За это достижение Эйнштейн предложил наградить Луи де Бройля (половиной премии), а вторую половину разделить между сотрудниками, осуществившими экспериментальное доказательство его гипотезы.
В этом же письме Альберт упомянул имена авторов матричной и волновой механики как возможных Нобелевских лауреатов в будущем:
«Нужно также рассмотреть кандидатуры теоретиков Гейзенберга и Шрёдингера (разделить премию между ними) и представить их к премии (может быть, на 1930 г.?). Что касается их достижений, то каждый из исследователей заслуживает полной Нобелевской премии, хотя их теории по сути своей совпадают. Однако, как мне кажется, в первую очередь нужно рассмотреть кандидатуру де Бройля, в особенности потому, что его идея несомненно верна, в то время как пока не ясно, что останется в будущем от грандиозных теорий двух других ученых» [Пайс, 1989 стр. 486].
Мнение Эйнштейна в отношении волновой гипотезы оказалось услышанным, и Нобелевскую премию за 1929 год была присуждена Луи де Бройлю «за открытие волновой природы электрона».
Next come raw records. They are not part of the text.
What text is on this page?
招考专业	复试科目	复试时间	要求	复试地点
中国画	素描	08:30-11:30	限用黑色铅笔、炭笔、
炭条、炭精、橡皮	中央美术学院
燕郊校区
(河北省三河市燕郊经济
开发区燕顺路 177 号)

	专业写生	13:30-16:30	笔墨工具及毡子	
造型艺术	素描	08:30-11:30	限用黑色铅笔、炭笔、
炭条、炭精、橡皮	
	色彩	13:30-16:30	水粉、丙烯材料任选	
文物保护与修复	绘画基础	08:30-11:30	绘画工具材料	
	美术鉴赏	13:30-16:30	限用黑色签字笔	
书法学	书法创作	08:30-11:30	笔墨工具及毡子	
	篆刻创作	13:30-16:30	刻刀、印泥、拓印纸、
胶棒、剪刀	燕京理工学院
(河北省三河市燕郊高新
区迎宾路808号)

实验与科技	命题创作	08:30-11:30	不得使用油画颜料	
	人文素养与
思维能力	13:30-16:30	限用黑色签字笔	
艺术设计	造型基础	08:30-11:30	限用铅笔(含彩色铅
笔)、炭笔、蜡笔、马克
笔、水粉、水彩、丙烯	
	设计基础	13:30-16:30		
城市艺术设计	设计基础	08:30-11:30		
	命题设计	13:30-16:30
В сентябре 1931 года Эйнштейн снова предлагает Нобелевскому комитету отметить Шрёдингера и Гейзенберга, авторов квантовой механики, в справедливости, по крайней мере, части которой он больше не сомневался:
«По моему мнению, эта теория безусловно содержит часть окончательной истины. Результаты, полученные ими независимо друг от друга, настолько значительны, что было бы неуместно делить премию между двумя учеными» [Пайс, 1989 стр. 486].
Эйнштейн был не уверен, кто из них должен получить премию первым. С одной стороны, он считал достижение Шрёдингера более значительным, подчеркивая, правда, что это его личное мнение и он может ошибаться. С другой стороны, Гейзенберг опубликовал свою основополагающую работу раньше Шрёдингера.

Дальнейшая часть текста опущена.